Il existe un paradoxe fascinant au cœur de l’œuvre de Yinka Shonibare CBE : les tissus wax africains qu’il utilise pour habiller ses mannequins historiques ne sont pas originaires d’Afrique. Ces imprimés colorés — que l’on associe universellement aux cultures africaines — sont en réalité d’origine hollandaise, manufacturés par des entreprises européennes au XIXe siècle pour être vendus aux colonies. Cette complexité historique, cette identité fabriquée et appropriée, est au cœur de l’interrogation artistique de Shonibare.
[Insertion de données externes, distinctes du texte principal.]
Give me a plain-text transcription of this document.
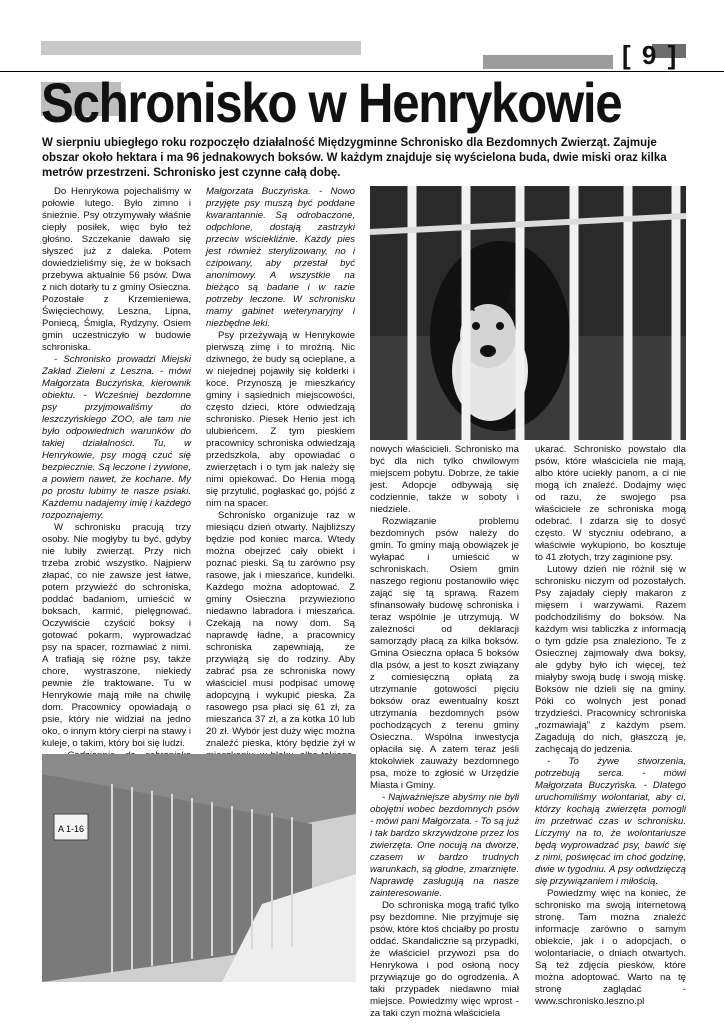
[ 9 ]
Schronisko w Henrykowie

W sierpniu ubiegłego roku rozpoczęło działalność Międzygminne Schronisko dla Bezdomnych Zwierząt. Zajmuje obszar około hektara i ma 96 jednakowych boksów. W każdym znajduje się wyścielona buda, dwie miski oraz kilka metrów przestrzeni. Schronisko jest czynne całą dobę.

Do Henrykowa pojechaliśmy w połowie lutego. Było zimno i śnieżnie. Psy otrzymywały właśnie ciepły posiłek, więc było też głośno. Szczekanie dawało się słyszeć już z daleka. Potem dowiedzieliśmy się, że w boksach przebywa aktualnie 56 psów. Dwa z nich dotarły tu z gminy Osieczna. Pozostałe z Krzemieniewa, Święciechowy, Leszna, Lipna, Poniecą, Śmigla, Rydzyny. Osiem gmin uczestniczyło w budowie schroniska.

- Schronisko prowadzi Miejski Zakład Zieleni z Leszna. - mówi Małgorzata Buczyńska, kierownik obiektu. - Wcześniej bezdomne psy przyjmowaliśmy do leszczyńskiego ZOO, ale tam nie było odpowiednich warunków do takiej działalności. Tu, w Henrykowie, psy mogą czuć się bezpiecznie. Są leczone i żywione, a powiem nawet, że kochane. My po prostu lubimy te nasze psiaki. Każdemu nadajemy imię i każdego rozpoznajemy.

W schronisku pracują trzy osoby. Nie mogłyby tu być, gdyby nie lubiły zwierząt. Przy nich trzeba zrobić wszystko. Najpierw złapać, co nie zawsze jest łatwe, potem przywieźć do schroniska, poddać badaniom, umieścić w boksach, karmić, pielęgnować. Oczywiście czyścić boksy i gotować pokarm, wyprowadzać psy na spacer, rozmawiać z nimi. A trafiają się różne psy, także chore, wystraszone, niekiedy pewnie źle traktowane. Tu w Henrykowie mają miłe na chwilę dom. Pracownicy opowiadają o psie, który nie widział na jedno oko, o innym który cierpi na stawy i kuleje, o takim, który boi się ludzi.

Małgorzata Buczyńska. - Nowo przyjęte psy muszą być poddane kwarantannie. Są odrobaczone, odpchlone, dostają zastrzyki przeciw wściekliźnie. Każdy pies jest również sterylizowany, no i czipowany, aby przestał być anonimowy. A wszystkie na bieżąco są badane i w razie potrzeby leczone. W schronisku mamy gabinet weterynaryjny i niezbędne leki.

Psy przeżywają w Henrykowie pierwszą zimę i to mroźną. Nic dziwnego, że budy są ocieplane, a w niejednej pojawiły się kołderki i koce. Przynoszą je mieszkańcy gminy i sąsiednich miejscowości, często dzieci, które odwiedzają schronisko. Piesek Henio jest ich ulubieńcem. Z tym pieskiem pracownicy schroniska odwiedzają przedszkola, aby opowiadać o zwierzętach i o tym jak należy się nimi opiekować. Do Henia mogą się przytulić, pogłaskać go, pójść z nim na spacer.

Schronisko organizuje raz w miesiącu dzień otwarty. Najbliższy będzie pod koniec marca. Wtedy można obejrzeć cały obiekt i poznać pieski. Są tu zarówno psy rasowe, jak i mieszańce, kundelki. Każdego można adoptować. Z gminy Osieczna przywieziono niedawno labradora i mieszańca. Czekają na nowy dom. Są naprawdę ładne, a pracownicy schroniska zapewniają, że przywiążą się do rodziny. Aby zabrać psa ze schroniska nowy właściciel musi podpisać umowę adopcyjną i wykupić pieska. Za rasowego psa płaci się 61 zł, za mieszańca 37 zł, a za kotka 10 lub 20 zł. Wybór jest duży więc można znaleźć pieska, który będzie żył w

nowych właścicieli. Schronisko ma być dla nich tylko chwilowym miejscem pobytu. Dobrze, że takie jest. Adopcje odbywają się codziennie, także w soboty i niedziele.

Rozwiązanie problemu bezdomnych psów należy do gmin. To gminy mają obowiązek je wyłapać i umieścić w schroniskach. Osiem gmin naszego regionu postanowiło więc zająć się tą sprawą. Razem sfinansowały budowę schroniska i teraz wspólnie je utrzymują. W zależności od deklaracji samorządy płacą za kilka boksów. Gmina Osieczna opłaca 5 boksów dla psów, a jest to koszt związany z comiesięczną opłatą za utrzymanie gotowości pięciu boksów oraz ewentualny koszt utrzymania bezdomnych psów pochodzących z terenu gminy Osieczna. Wspólna inwestycja opłaciła się. A zatem teraz jeśli ktokolwiek zauważy bezdomnego psa, może to zgłosić w Urzędzie Miasta i Gminy.

- Najważniejsze abyśmy nie byli obojętni wobec bezdomnych psów - mówi pani Małgorzata. - To są już i tak bardzo skrzywdzone przez los zwierzęta. One nocują na dworze, czasem w bardzo trudnych warunkach, są głodne, zmarznięte. Naprawdę zasługują na nasze zainteresowanie.

Do schroniska mogą trafić tylko psy bezdomne. Nie przyjmuje się psów, które ktoś chciałby po prostu oddać. Skandaliczne są przypadki, że właściciel przywozi psa do Henrykowa i pod osłoną nocy przywiązuje go do ogrodzenia. A taki przypadek niedawno miał miejsce. Powiedzmy więc wprost - za taki czyn można właściciela

ukarać. Schronisko powstało dla psów, które właściciela nie mają, albo które uciekły panom, a ci nie mogą ich znaleźć. Dodajmy więc od razu, że swojego psa właściciele ze schroniska mogą odebrać. I zdarza się to dosyć często. W styczniu odebrano, a właściwie wykupiono, bo kosztuje to 41 złotych, trzy zaginione psy.

Lutowy dzień nie różnił się w schronisku niczym od pozostałych. Psy zajadały ciepły makaron z mięsem i warzywami. Razem podchodziliśmy do boksów. Na każdym wisi tabliczka z informacją o tym gdzie psa znaleziono. Te z Osiecznej zajmowały dwa boksy, ale gdyby było ich więcej, też miałyby swoją budę i swoją miskę. Boksów nie dzieli się na gminy. Póki co wolnych jest ponad trzydzieści. Pracownicy schroniska „rozmawiają” z każdym psem. Zagadują do nich, głaszczą je, zachęcają do jedzenia.

- To żywe stworzenia, potrzebują serca. - mówi Małgorzata Buczyńska. - Dlatego uruchomiliśmy wolontariat, aby ci, którzy kochają zwierzęta pomogli im przetrwać czas w schronisku. Liczymy na to, że wolontariusze będą wyprowadzać psy, bawić się z nimi, poświęcać im choć godzinę, dwie w tygodniu. A psy odwdzięczą się przywiązaniem i miłością.

Powiedzmy więc na koniec, że schronisko ma swoją internetową stronę. Tam można znaleźć informacje zarówno o samym obiekcie, jak i o adopcjach, o wolontariacie, o dniach otwartych. Są też zdjęcia piesków, które można adoptować. Warto na tę stronę zaglądać - www.schronisko.leszno.pl

A 1-16
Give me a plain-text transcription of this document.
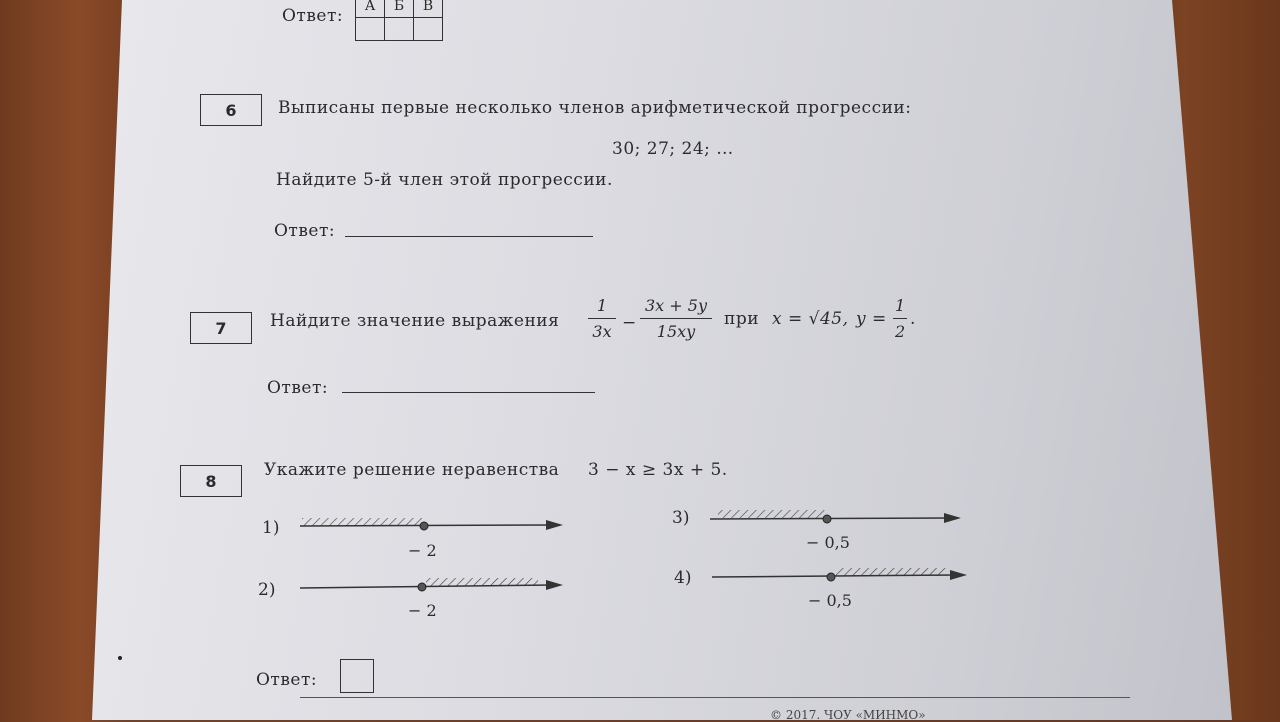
Ответ: А	Б	В

6	Выписаны первые несколько членов арифметической прогрессии:
30; 27; 24; …
Найдите 5-й член этой прогрессии.
Ответ:
7	Найдите значение выражения
1
3x −
3x + 5y
15xy
при x = √45, y =
1
2
.
Ответ:
8
Укажите решение неравенства 3 − x ≥ 3x + 5.
1)
− 2
2)
− 2
3)
− 0,5
4)
− 0,5
Ответ:
© 2017. ЧОУ «МИНМО»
Des Mannequins sans Tête dans l’Histoire

Né à Londres en 1962 de parents nigérians, Shonibare a développé une pratique artistique pluridisciplinaire — sculpture, installation, photographie, film — centrée sur l’utilisation de ces tissus wax pour réinterpréter des épisodes de l’histoire coloniale et de la culture aristocratique victorienne. Ses mannequins sans tête, vêtus de costumes d’époque réalisés en tissus wax, rejoués des scènes de peintures célèbres de Gainsborough, de Fragonard, de Watteau.

“Je veux rendre visible ce qui a été rendu invisible — montrer comment l’Afrique a toujours été présente dans la modernité européenne.” — Yinka Shonibare

Un Statut International Reconnu

Nominé pour le Turner Prize en 2004, Member of the British Empire (MBE) puis Commander of the British Empire (CBE), Shonibare figure dans les collections permanentes de la Tate, du Victoria & Albert Museum, du Brooklyn Museum et de dizaines d’autres institutions. Ses œuvres se négocient régulièrement entre 200 000 et 2 millions de dollars aux enchères.